🤖 AI Summary
High-quality supervised data for complex table reasoning tasks in real-world scenarios remains scarce. Method: This paper proposes the JT-DA framework, which (1) constructs a high-quality, multi-step table reasoning corpus covering 34 task categories; (2) designs a four-stage workflow integrating tool invocation, prompt engineering, and process alignment to enhance interpretability and execution accuracy; and (3) introduces a data-centralized generation and workflow-driven optimization paradigm, combining LLM-based scoring and filtering, supervised fine-tuning, and reinforcement learning to train JT-DA-8B atop the open-source JT-Coder-8B model. Contribution/Results: Experiments demonstrate that JT-DA-8B significantly outperforms baseline models across diverse table question-answering benchmarks, validating both the efficacy of high-quality data curation and the structural advantages of the proposed reasoning workflow.
📝 Abstract
In this work, we present JT-DA-8B (JiuTian Data Analyst 8B), a specialized large language model designed for complex table reasoning tasks across diverse real-world scenarios.
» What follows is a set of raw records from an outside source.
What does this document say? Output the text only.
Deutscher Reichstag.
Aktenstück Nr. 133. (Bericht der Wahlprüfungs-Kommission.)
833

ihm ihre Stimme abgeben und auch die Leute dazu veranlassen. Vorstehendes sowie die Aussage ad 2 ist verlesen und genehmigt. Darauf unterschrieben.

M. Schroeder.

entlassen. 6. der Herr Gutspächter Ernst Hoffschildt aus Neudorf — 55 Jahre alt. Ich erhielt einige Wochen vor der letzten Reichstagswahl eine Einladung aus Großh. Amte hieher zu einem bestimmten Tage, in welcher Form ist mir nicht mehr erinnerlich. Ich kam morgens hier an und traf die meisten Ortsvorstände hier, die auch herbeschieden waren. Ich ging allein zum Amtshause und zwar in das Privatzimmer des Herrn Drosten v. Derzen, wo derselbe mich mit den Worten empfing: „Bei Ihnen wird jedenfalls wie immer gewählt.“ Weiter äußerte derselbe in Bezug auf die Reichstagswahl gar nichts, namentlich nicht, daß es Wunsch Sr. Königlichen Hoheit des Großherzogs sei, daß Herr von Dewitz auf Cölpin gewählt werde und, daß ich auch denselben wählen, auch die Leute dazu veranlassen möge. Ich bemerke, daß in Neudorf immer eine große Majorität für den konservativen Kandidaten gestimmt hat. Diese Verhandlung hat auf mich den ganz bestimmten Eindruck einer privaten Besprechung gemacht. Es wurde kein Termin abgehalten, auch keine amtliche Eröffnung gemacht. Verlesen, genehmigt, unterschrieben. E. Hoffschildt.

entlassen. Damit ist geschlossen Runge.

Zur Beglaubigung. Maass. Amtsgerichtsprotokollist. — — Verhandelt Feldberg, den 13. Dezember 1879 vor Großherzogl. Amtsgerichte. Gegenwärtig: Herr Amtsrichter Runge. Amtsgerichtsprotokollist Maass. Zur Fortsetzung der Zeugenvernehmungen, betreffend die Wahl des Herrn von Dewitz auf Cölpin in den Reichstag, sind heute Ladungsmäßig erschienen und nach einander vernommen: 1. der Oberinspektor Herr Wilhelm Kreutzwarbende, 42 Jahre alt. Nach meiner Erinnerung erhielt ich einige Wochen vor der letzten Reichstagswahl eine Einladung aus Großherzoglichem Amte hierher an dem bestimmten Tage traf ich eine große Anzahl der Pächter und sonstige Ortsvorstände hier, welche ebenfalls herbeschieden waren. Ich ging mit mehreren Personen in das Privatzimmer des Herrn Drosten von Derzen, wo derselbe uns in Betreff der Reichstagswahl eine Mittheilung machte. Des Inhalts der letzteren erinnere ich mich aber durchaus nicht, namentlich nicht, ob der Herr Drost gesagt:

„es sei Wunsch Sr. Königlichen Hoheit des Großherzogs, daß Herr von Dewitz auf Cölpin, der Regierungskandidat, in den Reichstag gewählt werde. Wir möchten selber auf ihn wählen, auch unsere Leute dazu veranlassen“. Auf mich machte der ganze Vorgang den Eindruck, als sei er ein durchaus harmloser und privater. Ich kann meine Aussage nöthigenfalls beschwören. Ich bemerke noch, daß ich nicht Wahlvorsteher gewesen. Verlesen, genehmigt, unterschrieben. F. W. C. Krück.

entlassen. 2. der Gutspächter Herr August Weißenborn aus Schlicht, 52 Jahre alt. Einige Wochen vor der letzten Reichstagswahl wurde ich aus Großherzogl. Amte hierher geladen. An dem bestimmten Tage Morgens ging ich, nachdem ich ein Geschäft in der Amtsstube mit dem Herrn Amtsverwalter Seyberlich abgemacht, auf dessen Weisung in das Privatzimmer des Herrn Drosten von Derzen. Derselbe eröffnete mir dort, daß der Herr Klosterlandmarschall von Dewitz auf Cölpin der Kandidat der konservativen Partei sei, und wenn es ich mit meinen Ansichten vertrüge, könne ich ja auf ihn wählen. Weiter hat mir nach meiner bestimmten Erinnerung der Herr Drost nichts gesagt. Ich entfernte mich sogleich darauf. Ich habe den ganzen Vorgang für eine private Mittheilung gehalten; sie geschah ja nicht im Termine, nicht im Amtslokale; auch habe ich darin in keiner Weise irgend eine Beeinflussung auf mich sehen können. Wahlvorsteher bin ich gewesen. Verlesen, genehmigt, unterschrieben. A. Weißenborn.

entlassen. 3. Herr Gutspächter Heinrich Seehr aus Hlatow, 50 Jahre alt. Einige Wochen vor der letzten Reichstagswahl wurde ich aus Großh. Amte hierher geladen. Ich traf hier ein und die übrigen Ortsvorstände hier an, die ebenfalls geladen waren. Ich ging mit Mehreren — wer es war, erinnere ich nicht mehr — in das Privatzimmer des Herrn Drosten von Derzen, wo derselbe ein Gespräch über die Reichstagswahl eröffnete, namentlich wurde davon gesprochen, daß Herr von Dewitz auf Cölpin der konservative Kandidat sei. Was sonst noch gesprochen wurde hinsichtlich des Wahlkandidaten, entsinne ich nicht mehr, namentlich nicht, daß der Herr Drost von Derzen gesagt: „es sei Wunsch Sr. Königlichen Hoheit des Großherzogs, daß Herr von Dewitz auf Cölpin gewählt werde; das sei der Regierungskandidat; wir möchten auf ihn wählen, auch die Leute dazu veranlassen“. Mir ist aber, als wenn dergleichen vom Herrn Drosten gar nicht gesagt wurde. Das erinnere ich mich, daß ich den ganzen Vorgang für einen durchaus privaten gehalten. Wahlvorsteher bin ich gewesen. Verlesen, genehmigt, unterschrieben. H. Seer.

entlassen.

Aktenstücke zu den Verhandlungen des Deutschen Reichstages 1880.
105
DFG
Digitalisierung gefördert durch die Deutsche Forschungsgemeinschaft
To address the lack of high-quality supervision in tabular reasoning scenarios, we construct a comprehensive and diverse training corpus with 34 well-defined table reasoning tasks, by aggregating 29 public table QA datasets and 3 million tables. An automatic pipeline is proposed to generate realistic multi-step analytical tasks involving reasoning patterns. The model is trained upon open-source JT-Coder-8B model, an 8B-parameter decoder-only foundation model trained from scratch. In the training stage, we leverage LLM-based scoring and workflow-aligned filtering to distill high-quality, table-centric data. Both supervised fine-tuning (SFT) and Reinforcement learning (RL) are adopted to optimize our model. Afterwards, a four-stage table reasoning workflow is proposed, including table preprocessing, table sensing, tool-integrated reasoning, and prompt engineering, to improve model interpretability and execution accuracy. Experimental results show that JT-DA-8B achieves strong performance in various table reasoning tasks, demonstrating the effectiveness of data-centric generation and workflow-driven optimization.